When you enter a Protected Trust Deed, your Trustee is required to consider any equity you hold in your home. Equity is the difference between your property's current market value and the amount outstanding on your mortgage.

For example, if your home is worth £180,000 and you have £160,000 left on your mortgage, you have £20,000 of equity.

Will You Have to Sell Your Home?

In the vast majority of cases, no - you will not be forced to sell your home in a Protected Trust Deed. This is one of the key differences from sequestration (bankruptcy), where asset sale is more common.

However, your Trustee is required to release any realisable equity for the benefit of creditors. This is typically addressed in the final year of your Trust Deed.
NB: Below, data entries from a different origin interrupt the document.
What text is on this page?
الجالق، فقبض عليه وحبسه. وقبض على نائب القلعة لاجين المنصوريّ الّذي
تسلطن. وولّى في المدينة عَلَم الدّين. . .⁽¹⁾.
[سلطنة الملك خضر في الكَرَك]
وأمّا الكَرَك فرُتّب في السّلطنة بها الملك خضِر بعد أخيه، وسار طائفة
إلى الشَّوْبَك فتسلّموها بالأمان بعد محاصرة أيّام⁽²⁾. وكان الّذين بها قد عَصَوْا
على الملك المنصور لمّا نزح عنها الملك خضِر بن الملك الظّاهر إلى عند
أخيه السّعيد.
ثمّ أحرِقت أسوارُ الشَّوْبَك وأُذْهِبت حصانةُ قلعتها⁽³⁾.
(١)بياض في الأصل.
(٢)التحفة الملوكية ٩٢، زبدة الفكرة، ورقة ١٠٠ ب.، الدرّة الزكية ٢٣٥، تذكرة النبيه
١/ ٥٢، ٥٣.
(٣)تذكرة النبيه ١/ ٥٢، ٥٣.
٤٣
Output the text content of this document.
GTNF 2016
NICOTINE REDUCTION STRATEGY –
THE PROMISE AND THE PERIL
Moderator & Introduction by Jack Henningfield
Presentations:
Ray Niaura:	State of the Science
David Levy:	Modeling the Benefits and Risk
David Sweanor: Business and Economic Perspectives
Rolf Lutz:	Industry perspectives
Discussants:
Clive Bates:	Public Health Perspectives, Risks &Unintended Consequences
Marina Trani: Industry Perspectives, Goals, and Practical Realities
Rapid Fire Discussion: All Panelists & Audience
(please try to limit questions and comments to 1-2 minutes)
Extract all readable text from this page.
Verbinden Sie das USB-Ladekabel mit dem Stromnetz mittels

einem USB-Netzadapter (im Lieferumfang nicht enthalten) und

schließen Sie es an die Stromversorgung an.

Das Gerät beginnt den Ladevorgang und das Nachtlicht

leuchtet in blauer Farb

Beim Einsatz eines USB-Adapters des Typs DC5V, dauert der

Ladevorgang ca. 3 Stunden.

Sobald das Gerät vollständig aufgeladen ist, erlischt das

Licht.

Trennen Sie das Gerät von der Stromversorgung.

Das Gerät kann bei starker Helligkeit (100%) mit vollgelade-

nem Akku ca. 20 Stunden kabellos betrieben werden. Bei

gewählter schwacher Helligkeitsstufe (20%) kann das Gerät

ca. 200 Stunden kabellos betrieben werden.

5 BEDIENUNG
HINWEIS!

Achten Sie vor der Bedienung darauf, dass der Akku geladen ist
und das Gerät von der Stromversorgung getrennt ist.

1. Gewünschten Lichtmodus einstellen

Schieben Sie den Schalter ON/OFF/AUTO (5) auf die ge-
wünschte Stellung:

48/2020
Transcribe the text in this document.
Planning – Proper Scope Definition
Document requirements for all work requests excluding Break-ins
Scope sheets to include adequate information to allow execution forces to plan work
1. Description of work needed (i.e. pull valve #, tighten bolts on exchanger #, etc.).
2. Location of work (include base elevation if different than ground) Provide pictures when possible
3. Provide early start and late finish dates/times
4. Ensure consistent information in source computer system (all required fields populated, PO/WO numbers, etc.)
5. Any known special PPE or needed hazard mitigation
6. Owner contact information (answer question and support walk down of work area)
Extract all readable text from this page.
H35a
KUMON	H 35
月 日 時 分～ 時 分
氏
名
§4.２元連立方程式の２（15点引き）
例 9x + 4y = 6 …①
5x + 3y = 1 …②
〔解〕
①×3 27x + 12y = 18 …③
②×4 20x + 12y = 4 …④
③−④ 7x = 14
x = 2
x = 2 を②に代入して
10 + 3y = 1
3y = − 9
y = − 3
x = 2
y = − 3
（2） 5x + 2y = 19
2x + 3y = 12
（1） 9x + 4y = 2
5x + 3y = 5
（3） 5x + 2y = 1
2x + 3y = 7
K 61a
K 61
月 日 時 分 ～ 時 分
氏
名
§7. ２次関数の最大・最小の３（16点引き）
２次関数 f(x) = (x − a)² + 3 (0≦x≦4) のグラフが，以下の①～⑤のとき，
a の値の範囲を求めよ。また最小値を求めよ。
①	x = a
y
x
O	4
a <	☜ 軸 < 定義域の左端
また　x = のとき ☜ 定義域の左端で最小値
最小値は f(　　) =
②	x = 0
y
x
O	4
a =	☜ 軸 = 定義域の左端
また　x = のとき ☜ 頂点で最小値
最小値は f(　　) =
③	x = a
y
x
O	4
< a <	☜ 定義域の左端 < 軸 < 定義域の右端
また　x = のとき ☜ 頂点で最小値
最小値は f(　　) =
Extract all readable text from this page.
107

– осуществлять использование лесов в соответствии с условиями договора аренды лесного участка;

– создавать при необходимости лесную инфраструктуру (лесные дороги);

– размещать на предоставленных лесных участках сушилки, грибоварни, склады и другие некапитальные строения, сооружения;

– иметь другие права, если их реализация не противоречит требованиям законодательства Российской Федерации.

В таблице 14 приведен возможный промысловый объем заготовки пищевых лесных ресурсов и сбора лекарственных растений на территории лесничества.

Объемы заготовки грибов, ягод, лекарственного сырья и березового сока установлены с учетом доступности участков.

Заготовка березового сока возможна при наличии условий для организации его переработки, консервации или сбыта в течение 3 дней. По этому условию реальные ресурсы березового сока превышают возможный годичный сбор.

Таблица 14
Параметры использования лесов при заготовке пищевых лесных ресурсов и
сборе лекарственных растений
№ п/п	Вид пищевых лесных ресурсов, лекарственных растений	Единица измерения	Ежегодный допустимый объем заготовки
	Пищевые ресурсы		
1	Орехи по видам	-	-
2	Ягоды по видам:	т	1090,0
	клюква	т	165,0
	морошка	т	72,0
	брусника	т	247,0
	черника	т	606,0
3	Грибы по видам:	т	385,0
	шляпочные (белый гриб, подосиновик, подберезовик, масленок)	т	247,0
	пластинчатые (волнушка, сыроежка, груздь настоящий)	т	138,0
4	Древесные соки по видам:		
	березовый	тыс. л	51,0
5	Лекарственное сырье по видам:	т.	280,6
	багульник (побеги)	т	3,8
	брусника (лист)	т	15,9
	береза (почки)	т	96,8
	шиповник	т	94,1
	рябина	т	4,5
How Equity Is Usually Handled

  • Little or no equity: If your equity is small (typically under £5,000 - £10,000, depending on costs), your Trustee may agree it is not cost-effective to pursue and may waive the equity requirement.
  • Remortgaging: You may be able to release equity by taking a new mortgage or extending your existing one to release funds to your Trustee.
  • Extended payment term: If you cannot remortgage, your Trustee may agree to extend your Trust Deed payments by up to 12 months as an alternative to releasing equity.
  • Third-party payment: A family member or friend can sometimes pay a lump sum equivalent to the equity to your Trustee, allowing you to retain full ownership.

The most important thing to know: Discussions about your home equity happen near the end of your Trust Deed, not the beginning. You have time to plan, and your Insolvency Practitioner will work with you to find the least disruptive solution.

Negative Equity

If your mortgage is worth more than your property's value (negative equity), there is no equity to release and this part of the process will not apply to you.

Continuing Your Mortgage Payments

Your mortgage is a secured debt and is not included in your Trust Deed. You must continue paying your mortgage independently throughout the process. Your monthly Trust Deed payment is calculated based on your disposable income after essential living costs including your mortgage.